Exercise 10: Prompt Template Variations

Test how the system prompt affects generation quality. You can use any of the copora and your own queries.

Create variations of your RAG prompt:

Minimal: Just context and question, no instructions
Strict grounding: "Answer ONLY based on the context. If the answer isn't there, say so."
Encouraging citation: "Quote the exact passages that support your answer."
Permissive: "Use the context to help answer, but you may also use your knowledge."
Structured output: "First list relevant facts from the context, then synthesize your answer."

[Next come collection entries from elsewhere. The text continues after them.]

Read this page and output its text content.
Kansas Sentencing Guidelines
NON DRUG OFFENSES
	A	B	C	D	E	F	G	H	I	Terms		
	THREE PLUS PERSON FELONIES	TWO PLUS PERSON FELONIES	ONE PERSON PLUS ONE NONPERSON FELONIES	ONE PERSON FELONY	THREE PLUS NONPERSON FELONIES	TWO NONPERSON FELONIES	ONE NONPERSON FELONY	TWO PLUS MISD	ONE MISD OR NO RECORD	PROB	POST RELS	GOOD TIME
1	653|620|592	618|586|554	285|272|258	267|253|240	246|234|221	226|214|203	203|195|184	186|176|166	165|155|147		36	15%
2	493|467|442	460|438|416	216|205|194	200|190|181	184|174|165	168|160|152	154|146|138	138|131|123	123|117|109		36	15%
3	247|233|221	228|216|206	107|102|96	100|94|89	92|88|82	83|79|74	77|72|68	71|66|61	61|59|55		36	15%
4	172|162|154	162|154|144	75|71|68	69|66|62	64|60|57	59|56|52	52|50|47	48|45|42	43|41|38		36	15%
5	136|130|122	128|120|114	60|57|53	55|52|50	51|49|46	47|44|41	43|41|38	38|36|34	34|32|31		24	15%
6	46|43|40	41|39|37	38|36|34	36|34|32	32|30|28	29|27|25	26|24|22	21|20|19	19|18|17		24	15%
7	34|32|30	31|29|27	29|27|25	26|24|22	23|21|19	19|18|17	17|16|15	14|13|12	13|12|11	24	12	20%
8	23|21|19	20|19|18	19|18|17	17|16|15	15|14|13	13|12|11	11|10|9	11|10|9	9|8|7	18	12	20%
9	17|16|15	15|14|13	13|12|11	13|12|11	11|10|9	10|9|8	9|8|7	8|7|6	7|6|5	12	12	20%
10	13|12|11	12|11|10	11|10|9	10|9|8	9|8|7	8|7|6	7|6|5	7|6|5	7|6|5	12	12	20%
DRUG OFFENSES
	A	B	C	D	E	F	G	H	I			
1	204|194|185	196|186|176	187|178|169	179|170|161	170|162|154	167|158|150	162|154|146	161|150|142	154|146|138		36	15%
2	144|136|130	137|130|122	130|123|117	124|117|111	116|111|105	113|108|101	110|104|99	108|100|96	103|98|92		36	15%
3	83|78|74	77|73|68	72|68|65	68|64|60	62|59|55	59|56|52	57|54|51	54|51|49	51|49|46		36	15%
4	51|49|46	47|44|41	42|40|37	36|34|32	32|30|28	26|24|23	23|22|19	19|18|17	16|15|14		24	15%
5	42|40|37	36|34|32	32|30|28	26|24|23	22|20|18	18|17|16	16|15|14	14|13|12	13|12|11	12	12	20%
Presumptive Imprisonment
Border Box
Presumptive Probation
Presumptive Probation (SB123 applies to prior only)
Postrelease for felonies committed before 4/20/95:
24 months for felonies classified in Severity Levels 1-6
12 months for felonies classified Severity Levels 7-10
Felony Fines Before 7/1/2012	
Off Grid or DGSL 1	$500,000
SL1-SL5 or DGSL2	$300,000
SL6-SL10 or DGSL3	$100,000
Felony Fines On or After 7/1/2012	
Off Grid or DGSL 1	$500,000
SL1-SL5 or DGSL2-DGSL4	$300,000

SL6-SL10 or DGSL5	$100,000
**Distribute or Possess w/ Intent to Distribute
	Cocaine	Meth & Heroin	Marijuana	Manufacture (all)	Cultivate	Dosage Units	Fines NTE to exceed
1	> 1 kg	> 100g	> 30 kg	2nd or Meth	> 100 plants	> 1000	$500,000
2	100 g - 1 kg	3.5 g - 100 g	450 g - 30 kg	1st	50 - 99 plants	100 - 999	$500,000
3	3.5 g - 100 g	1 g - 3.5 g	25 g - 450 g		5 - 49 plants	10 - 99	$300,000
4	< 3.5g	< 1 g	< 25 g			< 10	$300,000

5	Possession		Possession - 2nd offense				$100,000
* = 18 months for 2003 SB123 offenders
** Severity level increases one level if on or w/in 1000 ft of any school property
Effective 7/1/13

For each prompt variation:

Run the same 5 queries
Evaluate: accuracy, groundedness, helpfulness, citation quality

Document:

Which prompt produces the most accurate answers?
Which produces the most useful answers?
Is there a trade-off between strict grounding and helpfulness?

Exercise 11: Cross-Document Synthesis

Test questions that require combining information from multiple chunks. You can use any of the copora and your own queries.

Example design queries that require synthesis:

"What are ALL the maintenance tasks I need to do monthly?"
"Compare the procedures for adjusting X vs. adjusting Y"
"What tools do I need for a complete tune-up?" (if tools are mentioned in separate sections)
"Summarize all safety warnings in the manual"

Experiment with top_k:

Try k=3, k=5, k=10
Does retrieving more chunks improve synthesis?

Document:

Can the model successfully combine information from multiple chunks?
Does it miss information that wasn't retrieved?
Does contradictory information in different chunks cause problems?

Resources

manual_rag_pipeline_universal.ipynb - python notebook for running a complete RAG pipeline. Runs locally or on CoLab. Assumes the pdf files have embedded text, as do the pdfs in Corpora.zip. Feel free to break down some of the cells into multiple cells so you have finer-grained control over execution of the pipeline.
Corpora.zip - some test corpora for RAG. It contains the following corpora, each as pdf with embedded text and the embedded text as a plain text file. I recommend using the text only versions for your experiments because they were created using a better embedded-text extraction program than the Python routine that is built into the pipeline.
- The Model T Ford Service Manual. There are two versions of the manual in corpora, use the one named NewModelT.
- Issues of the Congressional Record from January, 2026, long after the training date of any of the LLMs we are using.
- The Learjet Maintenance manual.
- The European Union AI Act - because it is 200 pages long, after chunking it can serve as a corpus itself.
pdf_ocr - A program that performs OCR on scanned pdf files and embeds text as well as creating a text file. You may find this useful for later projects.

Portfolio

Create a subdirectory in your GitHub portfolio named Topic5RAG and save your programs, each modified version named to indicate its task number and purpose. Create appropriately named text files saving the outputs from your terminal sessions running the programs. Create README.md with a table of contents of the directory.